Nualang has been carefully using ChatGPT to help ourselves and educators create content and enhance the learning experience with Nualang.
OpenAI recently announced the latest version of its large language model (LLM), ChatGPT-5.
Currently, we use ChatGPT 4.1 within our products. ChatGPT‑5 promises smarter, faster, safer AI
that could make a real difference in language classrooms.
This is a short, non-technical note about what ChatGPT‑5 can bring to the table, and how we will test it before making any
changes available to teachers or students.
How it can help in the classroom
Here are some of the claims that we will seek to validate before we make the switch from 4.1 to 5.
Faster, better examples: ChatGPT‑5 is less likely to make factual mistakes and it produces clearer, level-appropriate
example sentences and phrases — saving us and you time when building lesson materials.
Stronger conversation practice: it can hold more natural, longer student conversations and ask helpful follow-up
questions that keep learners speaking.
Smarter assistance for teachers: quickly draft scenarios, comprehension questions, and differentiated prompts, then customize them to suit your class.
Safer content handling: the model has improved safety behaviors and better refusal/explanation for risky or inappropriate
prompts, reducing the burden on teachers to police content. This is in addition to similar precautions built into
Nualang.
As always in Nualang, teachers will have the final edit and can accept, change, or discard any AI output.
Our testing approach — small steps, teacher control
We currently use ChatGPT 4.1 for selected features. Before switching anything in classrooms, we’ll run a careful, staged
test plan:
Internal testing: our team will check whether the new model produces more accurate, useful, and age-appropriate
content than the model we use today.
Pilots: — a small group of users will be invited to try GPT‑5 powered features. We’ll gather feedback on usefulness
and classroom fit.
Gradual roll-out: — if pilots meet our standards, GPT‑5 will become available as an option inside Nualang.
Throughout the process, teachers remain in control. We do not enable automatic student-facing AI without clear teacher approval.

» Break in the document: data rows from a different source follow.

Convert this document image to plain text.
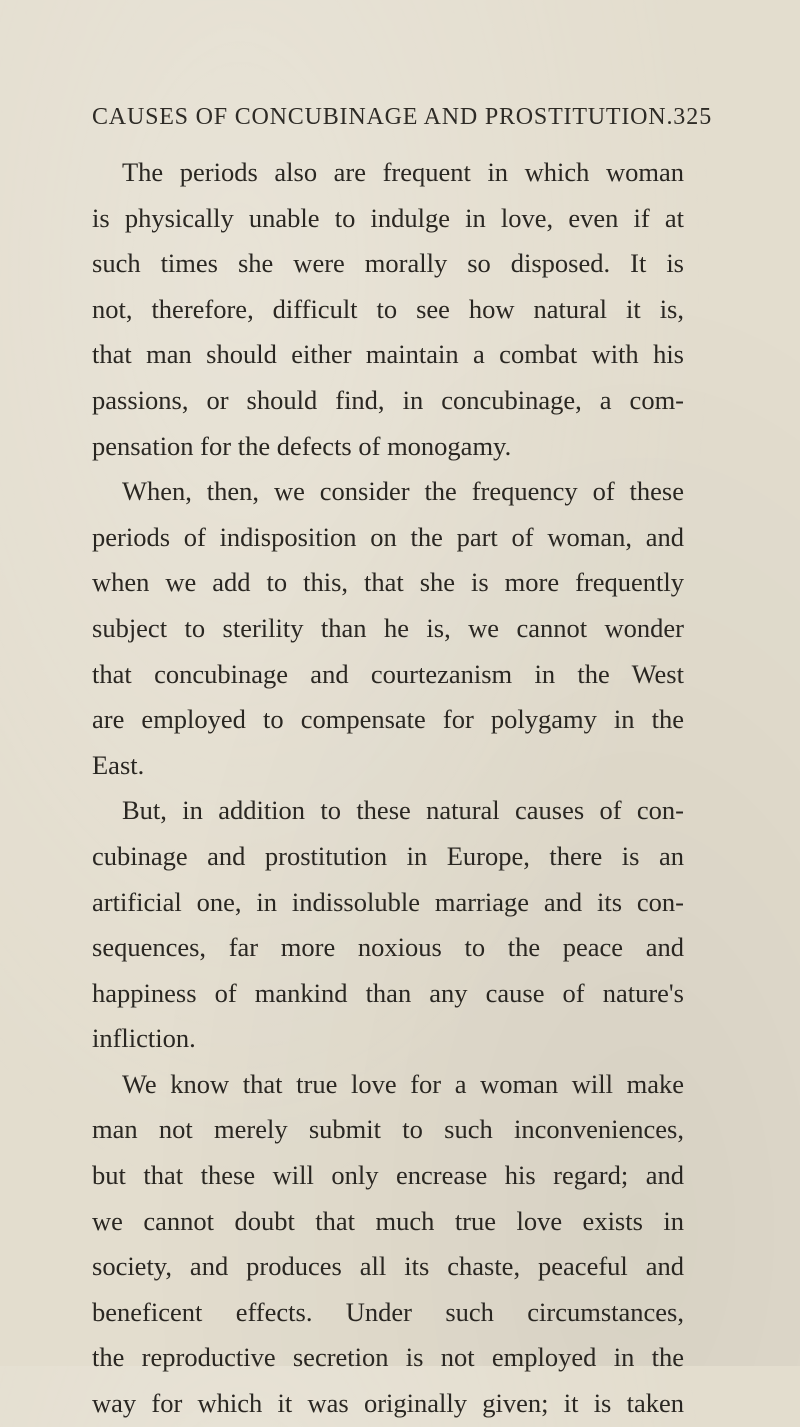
CAUSES OF CONCUBINAGE AND PROSTITUTION. 325
The periods also are frequent in which woman
is physically unable to indulge in love, even if at
such times she were morally so disposed. It is
not, therefore, difficult to see how natural it is,
that man should either maintain a combat with his
passions, or should find, in concubinage, a com-
pensation for the defects of monogamy.
When, then, we consider the frequency of these
periods of indisposition on the part of woman, and
when we add to this, that she is more frequently
subject to sterility than he is, we cannot wonder
that concubinage and courtezanism in the West
are employed to compensate for polygamy in the
East.
But, in addition to these natural causes of con-
cubinage and prostitution in Europe, there is an
artificial one, in indissoluble marriage and its con-
sequences, far more noxious to the peace and
happiness of mankind than any cause of nature's
infliction.
We know that true love for a woman will make
man not merely submit to such inconveniences,
but that these will only encrease his regard; and
we cannot doubt that much true love exists in
society, and produces all its chaste, peaceful and
beneficent effects. Under such circumstances,
the reproductive secretion is not employed in the
way for which it was originally given; it is taken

Privacy and safety — what we’re doing
Nualang does not send personal student data to third-party models. Identifiers are replaced with placeholders before any AI call.

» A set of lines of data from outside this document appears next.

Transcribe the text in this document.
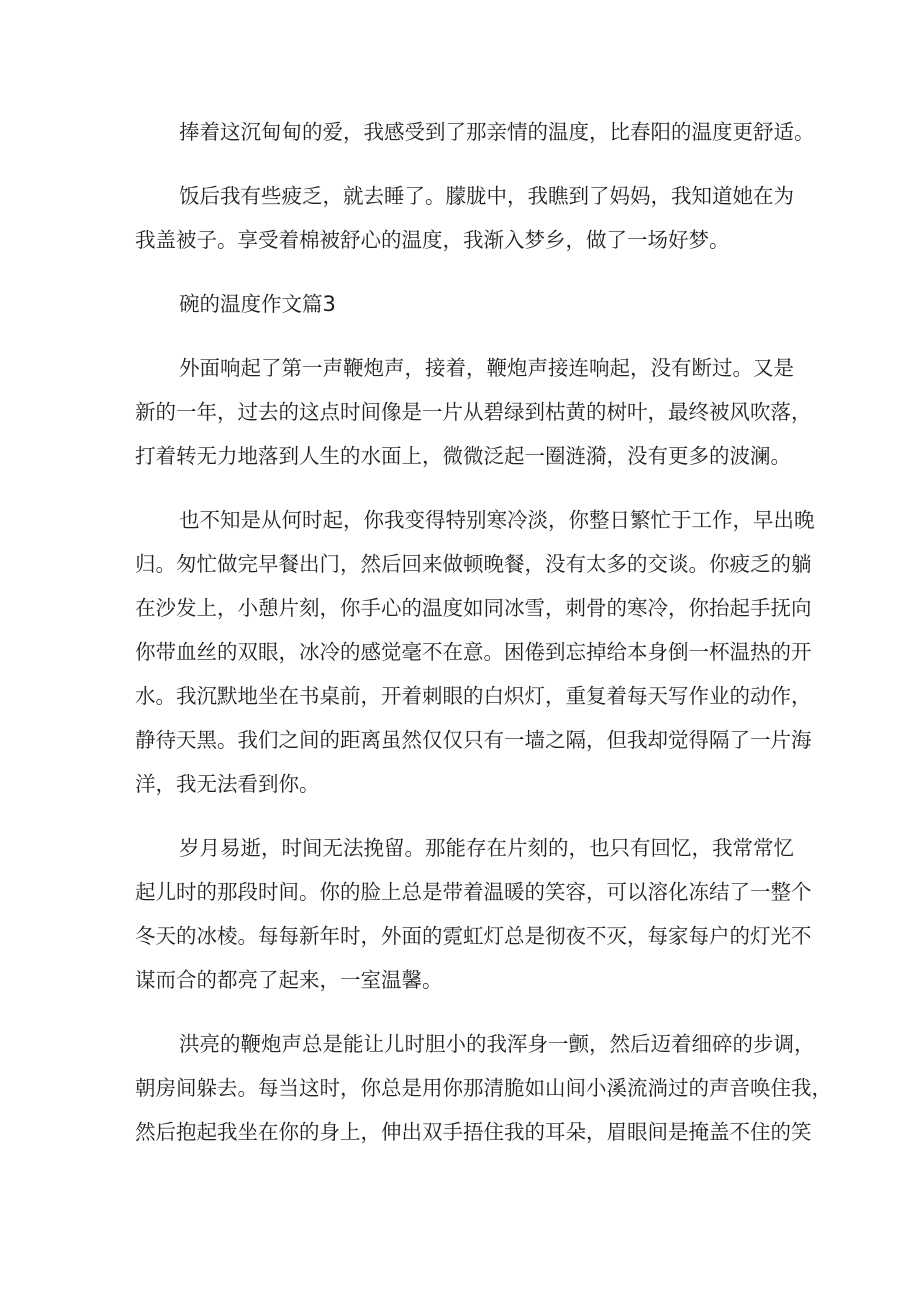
捧着这沉甸甸的爱，我感受到了那亲情的温度，比春阳的温度更舒适。

饭后我有些疲乏，就去睡了。朦胧中，我瞧到了妈妈，我知道她在为

我盖被子。享受着棉被舒心的温度，我渐入梦乡，做了一场好梦。

碗的温度作文篇3

外面响起了第一声鞭炮声，接着，鞭炮声接连响起，没有断过。又是

新的一年，过去的这点时间像是一片从碧绿到枯黄的树叶，最终被风吹落，

打着转无力地落到人生的水面上，微微泛起一圈涟漪，没有更多的波澜。

也不知是从何时起，你我变得特别寒冷淡，你整日繁忙于工作，早出晚

归。匆忙做完早餐出门，然后回来做顿晚餐，没有太多的交谈。你疲乏的躺

在沙发上，小憩片刻，你手心的温度如同冰雪，刺骨的寒冷，你抬起手抚向

你带血丝的双眼，冰冷的感觉毫不在意。困倦到忘掉给本身倒一杯温热的开

水。我沉默地坐在书桌前，开着刺眼的白炽灯，重复着每天写作业的动作，

静待天黑。我们之间的距离虽然仅仅只有一墙之隔，但我却觉得隔了一片海

洋，我无法看到你。

岁月易逝，时间无法挽留。那能存在片刻的，也只有回忆，我常常忆

起儿时的那段时间。你的脸上总是带着温暖的笑容，可以溶化冻结了一整个

冬天的冰棱。每每新年时，外面的霓虹灯总是彻夜不灭，每家每户的灯光不

谋而合的都亮了起来，一室温馨。

洪亮的鞭炮声总是能让儿时胆小的我浑身一颤，然后迈着细碎的步调，

朝房间躲去。每当这时，你总是用你那清脆如山间小溪流淌过的声音唤住我，

然后抱起我坐在你的身上，伸出双手捂住我的耳朵，眉眼间是掩盖不住的笑
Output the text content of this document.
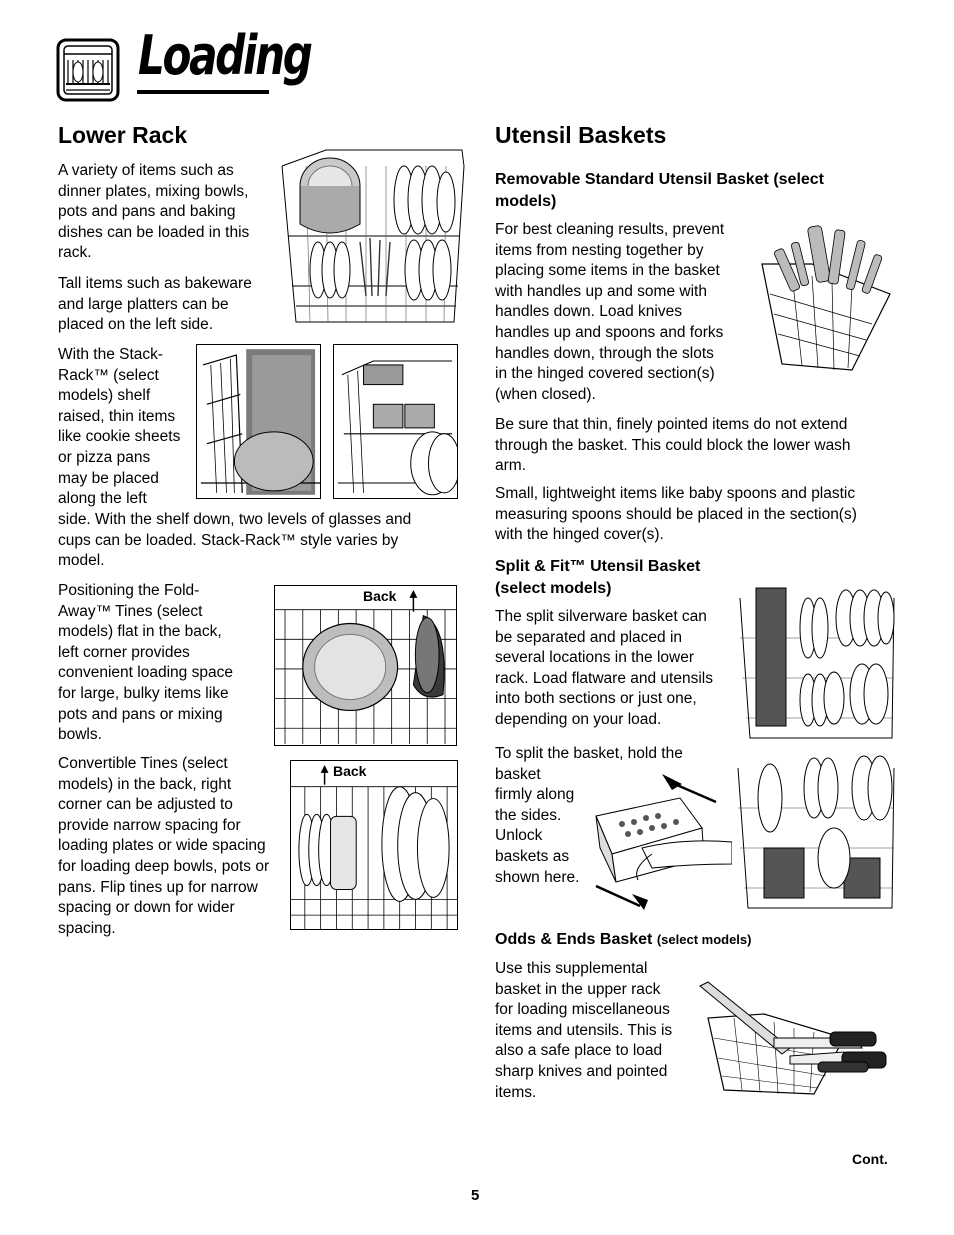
Loading
Lower Rack
A variety of items such as
dinner plates, mixing bowls,
pots and pans and baking
dishes can be loaded in this
rack.
Tall items such as bakeware
and large platters can be
placed on the left side.
With the Stack-
Rack™ (select
models) shelf
raised, thin items
like cookie sheets
or pizza pans
may be placed
along the left
side. With the shelf down, two levels of glasses and
cups can be loaded. Stack-Rack™ style varies by
model.
Positioning the Fold-
Away™ Tines (select
models) flat in the back,
left corner provides
convenient loading space
for large, bulky items like
pots and pans or mixing
bowls.
Convertible Tines (select
models) in the back, right
corner can be adjusted to
provide narrow spacing for
loading plates or wide spacing
for loading deep bowls, pots or
pans. Flip tines up for narrow
spacing or down for wider
spacing.
Back
Back
Utensil Baskets
Removable Standard Utensil Basket (select
models)
For best cleaning results, prevent
items from nesting together by
placing some items in the basket
with handles up and some with
handles down. Load knives
handles up and spoons and forks
handles down, through the slots
in the hinged covered section(s)
(when closed).
Be sure that thin, finely pointed items do not extend
through the basket. This could block the lower wash
arm.
Small, lightweight items like baby spoons and plastic
measuring spoons should be placed in the section(s)
with the hinged cover(s).
Split & Fit™ Utensil Basket
(select models)
The split silverware basket can
be separated and placed in
several locations in the lower
rack. Load flatware and utensils
into both sections or just one,
depending on your load.
To split the basket, hold the
basket
firmly along
the sides.
Unlock
baskets as
shown here.
Odds & Ends Basket (select models)
Use this supplemental
basket in the upper rack
for loading miscellaneous
items and utensils. This is
also a safe place to load
sharp knives and pointed
items.
Cont.
5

Provider undertakings about data retention and training are verified, and settings are
configured to opt out of contributing data to public model training.
Moderation layers and classifiers remain in front of student-facing output, and example
interactions are regularly audited during pilot programs.
Where GPT‑5 introduces additional safety controls or privacy features (OpenAI’s announcement highlights safer
completions and better refusal explanations), we’ll evaluate and take advantage of them — but we won’t treat provider
safety as the only line of defense. We will continue building additional safety checks into Nualang , while validating and/or modifying existing AI code and prompts to ensure that they continue to behave as intended
with the new model.
Why this matters for teachers
Save prep time: generate drafts, exercises, and scenarios faster.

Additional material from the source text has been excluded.